I used to think I knew what strength was.  I knew physical strength, the kind that  helped me lift things and move things, and strength like carrying through and  finishing the  Spinning class that was kicking my butt, or God help me, Danielle’s Kickboxing class.  But yesterday, at the grocery store of all places I saw the best example of strength I have ever seen.It wasn’t by a muscled young guy, although our Big Y has some really cute guys working there.  I had popped in to grab a few things  when I stopped to look at a package of croissants. My son LOVES croissants but I rarely buy them. I was reading the label when I voice said,  “I’ve tried those and they’re not so good. “  I looked up to see a handsome elderly man holding the hand of an elderly woman.  He want on to say that he thought they were greasy and he ate two but he gave the rest to the birds. I smiled at him and thanked him, and told him he talked me out of them.  He told me he was sorry to disappoint me, but he didn’t want me to waste my money. Then he looked at the woman next to him, a lovely woman with a big smile, and said, “This is my wife, Lois. She has Alzheimer’s, and is non verbal. I’m John.”*  I smiled and introduced myself to them both, and he said, “ See this necklace?”  He pointed out a pretty  turquoise colored necklace that Lois had around her neck.  “Our granddaughter sent that to her. Lois likes to bite on things so she wears this now and she can bite whenever she wants!  Isn’t that right, Lois?”    Then we started chatting about turquoise and he tells me that he and Lois had been to Mexico and mined turquoise.  They’ve been all over the world, except Australia!

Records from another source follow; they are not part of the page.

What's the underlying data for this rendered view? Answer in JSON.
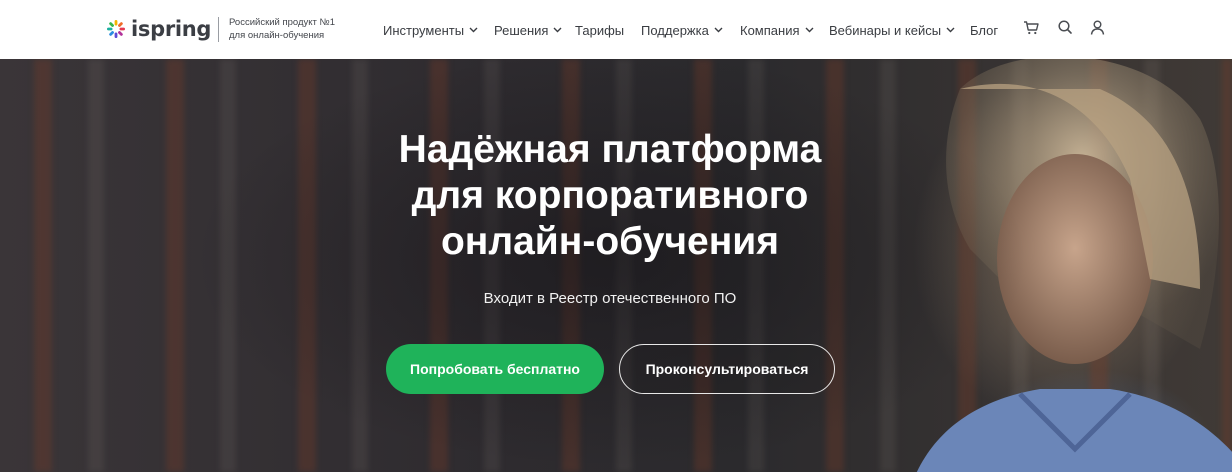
{
  "header": {
    "logo_text": "ispring",
    "tagline_line1": "Российский продукт №1",
    "tagline_line2": "для онлайн-обучения",
    "nav": [
      {
        "label": "Инструменты",
        "has_dropdown": true
      },
      {
        "label": "Решения",
        "has_dropdown": true
      },
      {
        "label": "Тарифы",
        "has_dropdown": false
      },
      {
        "label": "Поддержка",
        "has_dropdown": true
      },
      {
        "label": "Компания",
        "has_dropdown": true
      },
      {
        "label": "Вебинары и кейсы",
        "has_dropdown": true
      },
      {
        "label": "Блог",
        "has_dropdown": false
      }
    ],
    "icons": [
      "cart-icon",
      "search-icon",
      "user-icon"
    ]
  },
  "hero": {
    "title_line1": "Надёжная платформа",
    "title_line2": "для корпоративного",
    "title_line3": "онлайн-обучения",
    "subtitle": "Входит в Реестр отечественного ПО",
    "primary_button": "Попробовать бесплатно",
    "secondary_button": "Проконсультироваться"
  },
  "colors": {
    "accent_green": "#1fb35a",
    "nav_text": "#3a3d42",
    "header_bg": "#ffffff"
  }
}
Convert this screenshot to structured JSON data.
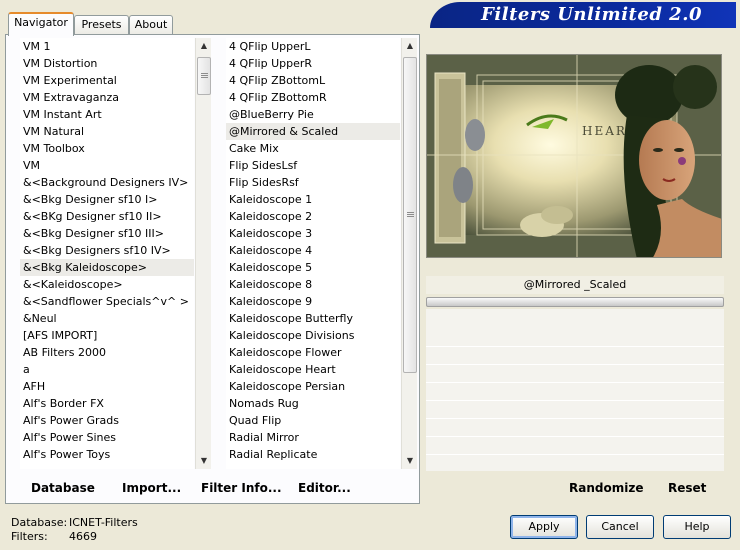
{
  "title": "Filters Unlimited 2.0",
  "tabs": [
    {
      "label": "Navigator",
      "active": true
    },
    {
      "label": "Presets",
      "active": false
    },
    {
      "label": "About",
      "active": false
    }
  ],
  "categories": {
    "selected_index": 13,
    "items": [
      "VM 1",
      "VM Distortion",
      "VM Experimental",
      "VM Extravaganza",
      "VM Instant Art",
      "VM Natural",
      "VM Toolbox",
      "VM",
      "&<Background Designers IV>",
      "&<Bkg Designer sf10 I>",
      "&<BKg Designer sf10 II>",
      "&<Bkg Designer sf10 III>",
      "&<Bkg Designers sf10 IV>",
      "&<Bkg Kaleidoscope>",
      "&<Kaleidoscope>",
      "&<Sandflower Specials^v^ >",
      "&Neul",
      "[AFS IMPORT]",
      "AB Filters 2000",
      "a",
      "AFH",
      "Alf's Border FX",
      "Alf's Power Grads",
      "Alf's Power Sines",
      "Alf's Power Toys"
    ]
  },
  "filters": {
    "selected_index": 5,
    "items": [
      "4 QFlip UpperL",
      "4 QFlip UpperR",
      "4 QFlip ZBottomL",
      "4 QFlip ZBottomR",
      "@BlueBerry Pie",
      "@Mirrored & Scaled",
      "Cake Mix",
      "Flip SidesLsf",
      "Flip SidesRsf",
      "Kaleidoscope 1",
      "Kaleidoscope 2",
      "Kaleidoscope 3",
      "Kaleidoscope 4",
      "Kaleidoscope 5",
      "Kaleidoscope 8",
      "Kaleidoscope 9",
      "Kaleidoscope Butterfly",
      "Kaleidoscope Divisions",
      "Kaleidoscope Flower",
      "Kaleidoscope Heart",
      "Kaleidoscope Persian",
      "Nomads Rug",
      "Quad Flip",
      "Radial Mirror",
      "Radial Replicate"
    ]
  },
  "list_buttons": {
    "database": "Database",
    "import": "Import...",
    "filter_info": "Filter Info...",
    "editor": "Editor..."
  },
  "preview": {
    "filter_name": "@Mirrored _Scaled",
    "image_text": "HEART",
    "progress": 1.0
  },
  "randomize": "Randomize",
  "reset": "Reset",
  "status": {
    "database_label": "Database:",
    "database_value": "ICNET-Filters",
    "filters_label": "Filters:",
    "filters_value": "4669"
  },
  "buttons": {
    "apply": "Apply",
    "cancel": "Cancel",
    "help": "Help"
  },
  "colors": {
    "banner": "#0a2a9d",
    "selection": "#ecebe7"
  }
}
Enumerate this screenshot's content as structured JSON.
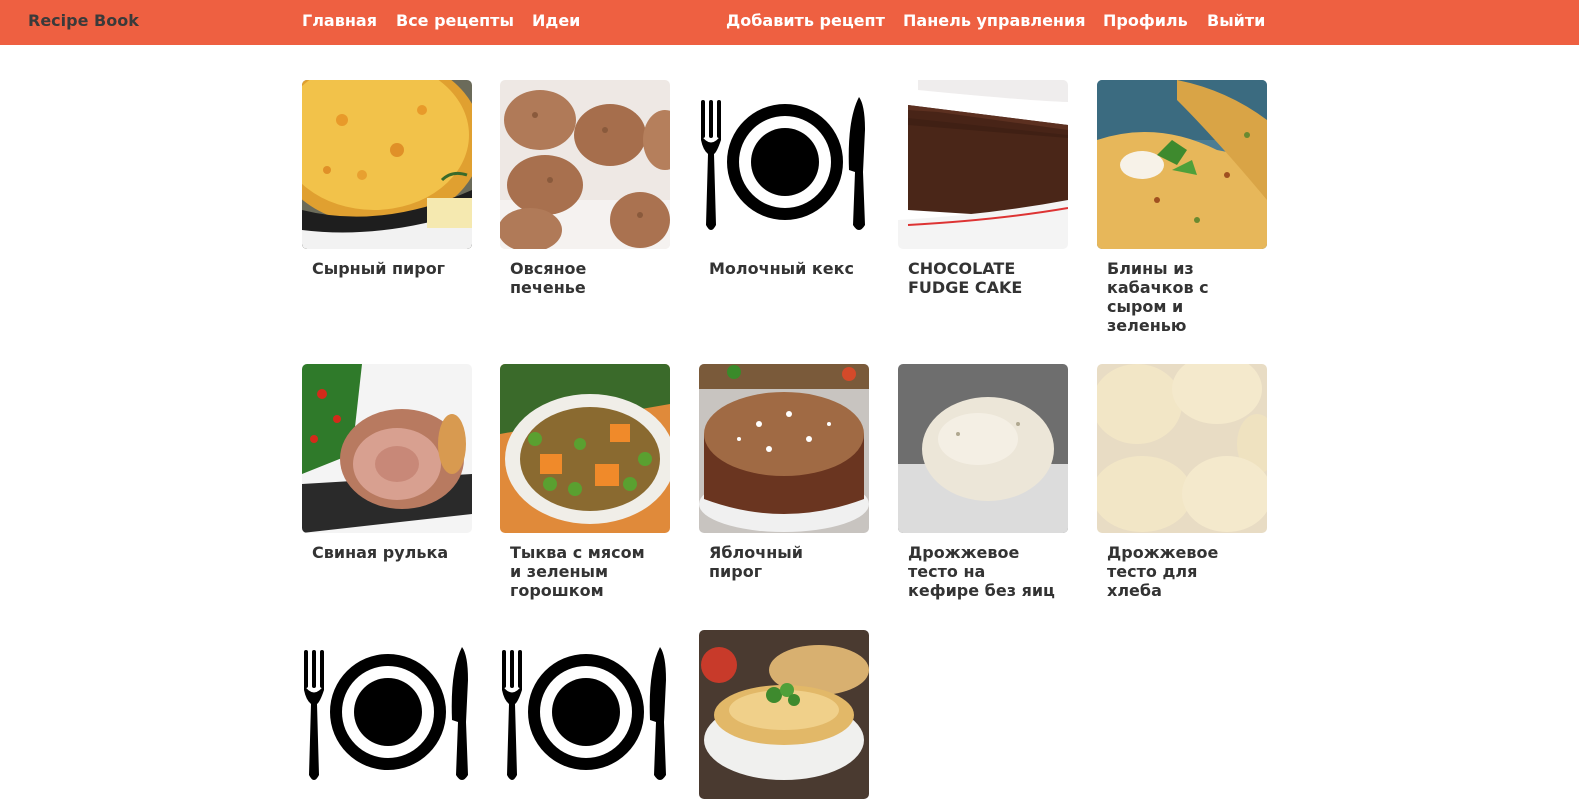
{
  "app": {
    "brand": "Recipe Book"
  },
  "nav": {
    "left": [
      "Главная",
      "Все рецепты",
      "Идеи"
    ],
    "right": [
      "Добавить рецепт",
      "Панель управления",
      "Профиль",
      "Выйти"
    ]
  },
  "colors": {
    "navbar": "#ee6041",
    "brand_text": "#3a3a3a",
    "nav_text": "#ffffff",
    "title_text": "#333333"
  },
  "recipes": [
    {
      "title": "Сырный пирог",
      "image": "cheese-pie-photo"
    },
    {
      "title": "Овсяное печенье",
      "image": "oatmeal-cookies-photo"
    },
    {
      "title": "Молочный кекс",
      "image": "plate-cutlery-icon"
    },
    {
      "title": "CHOCOLATE FUDGE CAKE",
      "image": "chocolate-cake-photo"
    },
    {
      "title": "Блины из кабачков с сыром и зеленью",
      "image": "zucchini-pancakes-photo"
    },
    {
      "title": "Свиная рулька",
      "image": "pork-knuckle-photo"
    },
    {
      "title": "Тыква с мясом и зеленым горошком",
      "image": "pumpkin-meat-peas-photo"
    },
    {
      "title": "Яблочный пирог",
      "image": "apple-pie-photo"
    },
    {
      "title": "Дрожжевое тесто на кефире без яиц",
      "image": "dough-ball-photo"
    },
    {
      "title": "Дрожжевое тесто для хлеба",
      "image": "dough-buns-photo"
    },
    {
      "title": "",
      "image": "plate-cutlery-icon"
    },
    {
      "title": "",
      "image": "plate-cutlery-icon"
    },
    {
      "title": "",
      "image": "flatbread-photo"
    }
  ]
}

“Oh, you should have seen her!”  He said.  “She was a spitfire!   She would try anything once.  When we were in Egypt, she belly danced so wonderfully that  I was offered 12 camels for her! Isn’t that right, Lois?”  He told me stories about their travels in the middle of the produce section at Big Y and  he stopped to include her in every part of the conversation.  He told me how they had a big house before but sold it and bought an apartment that was easier for both of them,  because he takes care of her.  He told me he had a lady to come in and help some with housework,  but he loved taking care of her. He bragged about their children and grandchildren and I asked questions and then I asked, “How long have you been married?” He stopped, still holding Lois’ hand, looked at her and smiled the sweetest, gentlest smile,  He touched her cheek, and she closed her eyes, as if to say she remembered that touch.

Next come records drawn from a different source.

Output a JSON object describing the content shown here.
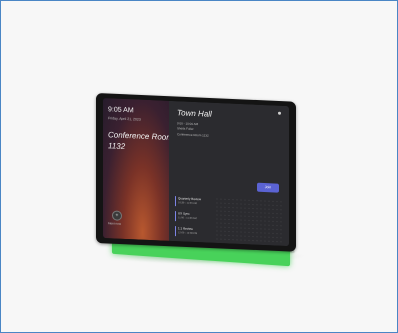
{
  "device": {
    "left_pane": {
      "time": "9:05 AM",
      "date": "Friday, April 21, 2023",
      "room_name": "Conference Room",
      "room_number": "1132",
      "meet_now_label": "Meet now"
    },
    "right_pane": {
      "meeting_title": "Town Hall",
      "meeting_time": "9:00 - 10:00 AM",
      "meeting_organizer": "Sheila Fuller",
      "meeting_location": "Conference Room 1132",
      "join_label": "Join",
      "schedule": [
        {
          "title": "Quarterly Review",
          "subtitle": "10:30 - 11:00 AM"
        },
        {
          "title": "UX Sync",
          "subtitle": "11:00 - 11:30 AM"
        },
        {
          "title": "1:1 Review",
          "subtitle": "12:00 - 12:30 PM"
        }
      ]
    },
    "accent_color": "#5b63d3",
    "led_color": "#48d25a"
  }
}
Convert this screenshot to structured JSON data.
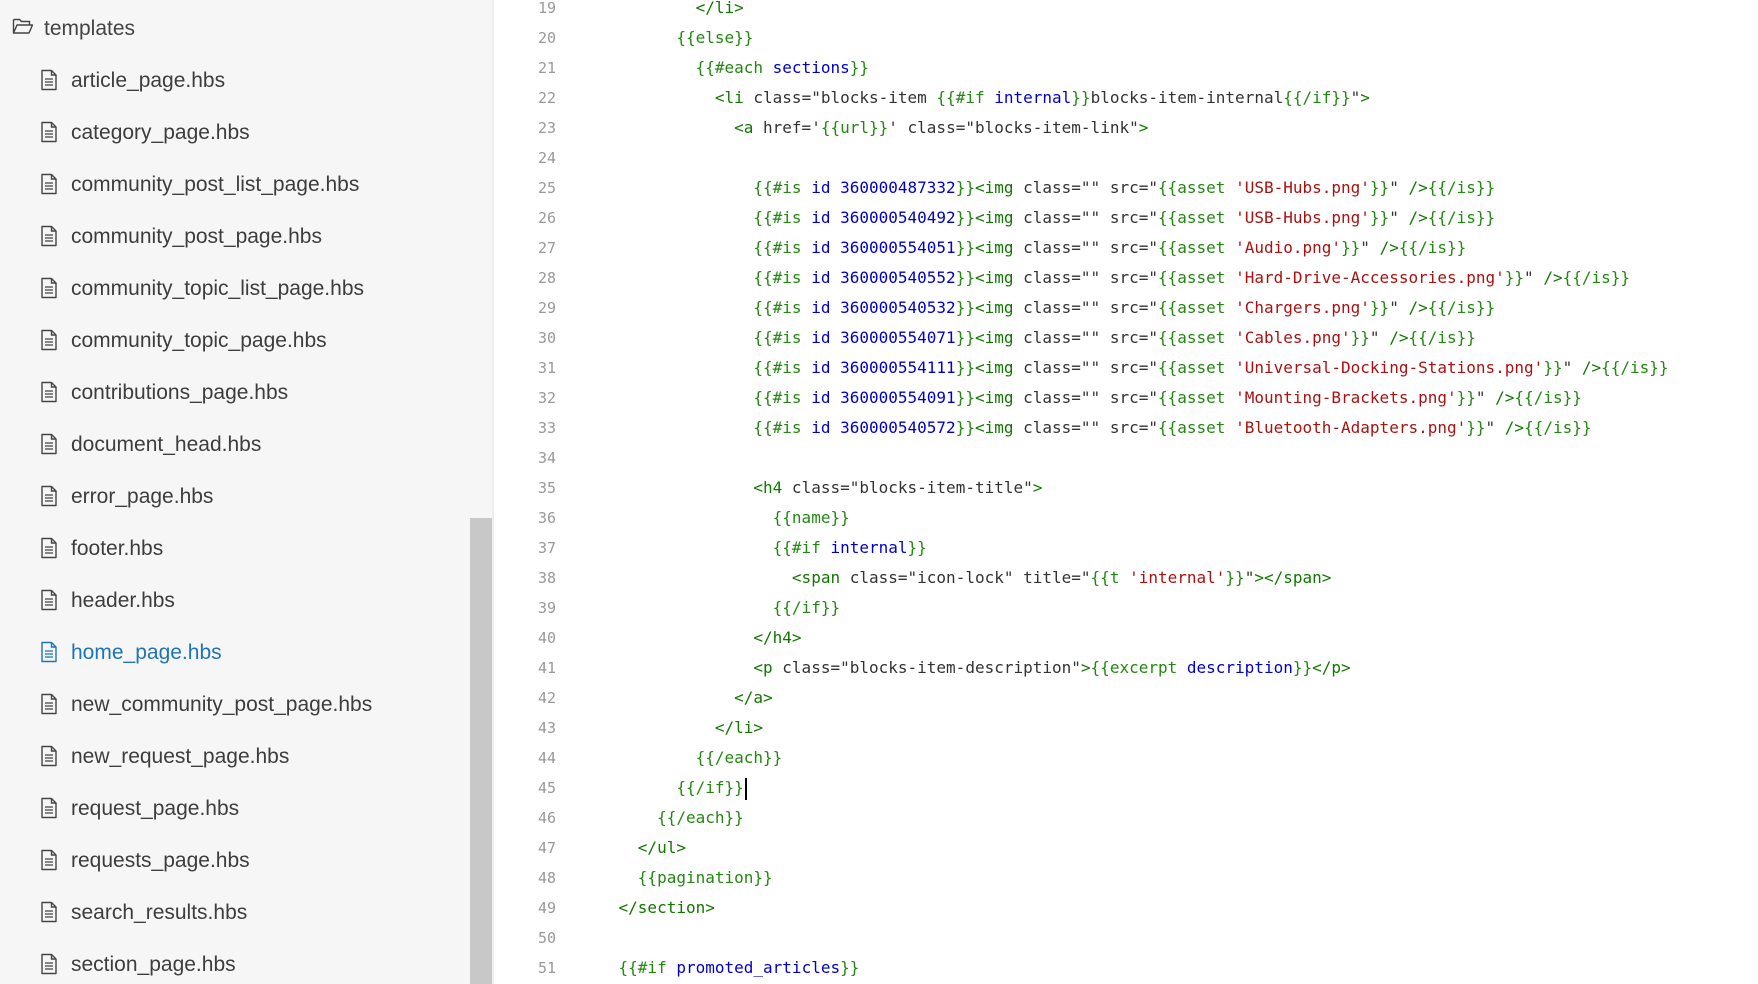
{
  "sidebar": {
    "folder": {
      "icon": "folder-open-icon",
      "label": "templates"
    },
    "files": [
      {
        "label": "article_page.hbs"
      },
      {
        "label": "category_page.hbs"
      },
      {
        "label": "community_post_list_page.hbs"
      },
      {
        "label": "community_post_page.hbs"
      },
      {
        "label": "community_topic_list_page.hbs"
      },
      {
        "label": "community_topic_page.hbs"
      },
      {
        "label": "contributions_page.hbs"
      },
      {
        "label": "document_head.hbs"
      },
      {
        "label": "error_page.hbs"
      },
      {
        "label": "footer.hbs"
      },
      {
        "label": "header.hbs"
      },
      {
        "label": "home_page.hbs",
        "active": true
      },
      {
        "label": "new_community_post_page.hbs"
      },
      {
        "label": "new_request_page.hbs"
      },
      {
        "label": "request_page.hbs"
      },
      {
        "label": "requests_page.hbs"
      },
      {
        "label": "search_results.hbs"
      },
      {
        "label": "section_page.hbs"
      }
    ]
  },
  "colors": {
    "tag": "#117700",
    "attr": "#0000cc",
    "string": "#aa1111",
    "handlebars": "#228811",
    "active_file": "#1f73b7",
    "line_number": "#999999"
  },
  "editor": {
    "lines": [
      {
        "n": "19",
        "code": "            </li>"
      },
      {
        "n": "20",
        "code": "          {{else}}"
      },
      {
        "n": "21",
        "code": "            {{#each sections}}"
      },
      {
        "n": "22",
        "code": "              <li class=\"blocks-item {{#if internal}}blocks-item-internal{{/if}}\">"
      },
      {
        "n": "23",
        "code": "                <a href='{{url}}' class=\"blocks-item-link\">"
      },
      {
        "n": "24",
        "code": ""
      },
      {
        "n": "25",
        "code": "                  {{#is id 360000487332}}<img class=\"\" src=\"{{asset 'USB-Hubs.png'}}\" />{{/is}}"
      },
      {
        "n": "26",
        "code": "                  {{#is id 360000540492}}<img class=\"\" src=\"{{asset 'USB-Hubs.png'}}\" />{{/is}}"
      },
      {
        "n": "27",
        "code": "                  {{#is id 360000554051}}<img class=\"\" src=\"{{asset 'Audio.png'}}\" />{{/is}}"
      },
      {
        "n": "28",
        "code": "                  {{#is id 360000540552}}<img class=\"\" src=\"{{asset 'Hard-Drive-Accessories.png'}}\" />{{/is}}"
      },
      {
        "n": "29",
        "code": "                  {{#is id 360000540532}}<img class=\"\" src=\"{{asset 'Chargers.png'}}\" />{{/is}}"
      },
      {
        "n": "30",
        "code": "                  {{#is id 360000554071}}<img class=\"\" src=\"{{asset 'Cables.png'}}\" />{{/is}}"
      },
      {
        "n": "31",
        "code": "                  {{#is id 360000554111}}<img class=\"\" src=\"{{asset 'Universal-Docking-Stations.png'}}\" />{{/is}}"
      },
      {
        "n": "32",
        "code": "                  {{#is id 360000554091}}<img class=\"\" src=\"{{asset 'Mounting-Brackets.png'}}\" />{{/is}}"
      },
      {
        "n": "33",
        "code": "                  {{#is id 360000540572}}<img class=\"\" src=\"{{asset 'Bluetooth-Adapters.png'}}\" />{{/is}}"
      },
      {
        "n": "34",
        "code": ""
      },
      {
        "n": "35",
        "code": "                  <h4 class=\"blocks-item-title\">"
      },
      {
        "n": "36",
        "code": "                    {{name}}"
      },
      {
        "n": "37",
        "code": "                    {{#if internal}}"
      },
      {
        "n": "38",
        "code": "                      <span class=\"icon-lock\" title=\"{{t 'internal'}}\"></span>"
      },
      {
        "n": "39",
        "code": "                    {{/if}}"
      },
      {
        "n": "40",
        "code": "                  </h4>"
      },
      {
        "n": "41",
        "code": "                  <p class=\"blocks-item-description\">{{excerpt description}}</p>"
      },
      {
        "n": "42",
        "code": "                </a>"
      },
      {
        "n": "43",
        "code": "              </li>"
      },
      {
        "n": "44",
        "code": "            {{/each}}"
      },
      {
        "n": "45",
        "code": "          {{/if}}",
        "cursor": true
      },
      {
        "n": "46",
        "code": "        {{/each}}"
      },
      {
        "n": "47",
        "code": "      </ul>"
      },
      {
        "n": "48",
        "code": "      {{pagination}}"
      },
      {
        "n": "49",
        "code": "    </section>"
      },
      {
        "n": "50",
        "code": ""
      },
      {
        "n": "51",
        "code": "    {{#if promoted_articles}}"
      }
    ]
  }
}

63 years.  We’ve been married for 63 wonderful years. We were married in 1951. We have wonderful children and  traveled all over!  Lois was planning our HUGE trip- we were going on a 6 month world tour when, well, we couldn’t go.  So, instead, now we come down here to the Big Y, every single day, and we share a donut. One donut. We sit in the café and have a donut and I talk to people and we get out of the house.  It helps me…. it helps me get her dressed and out of the house. So, we do donut day.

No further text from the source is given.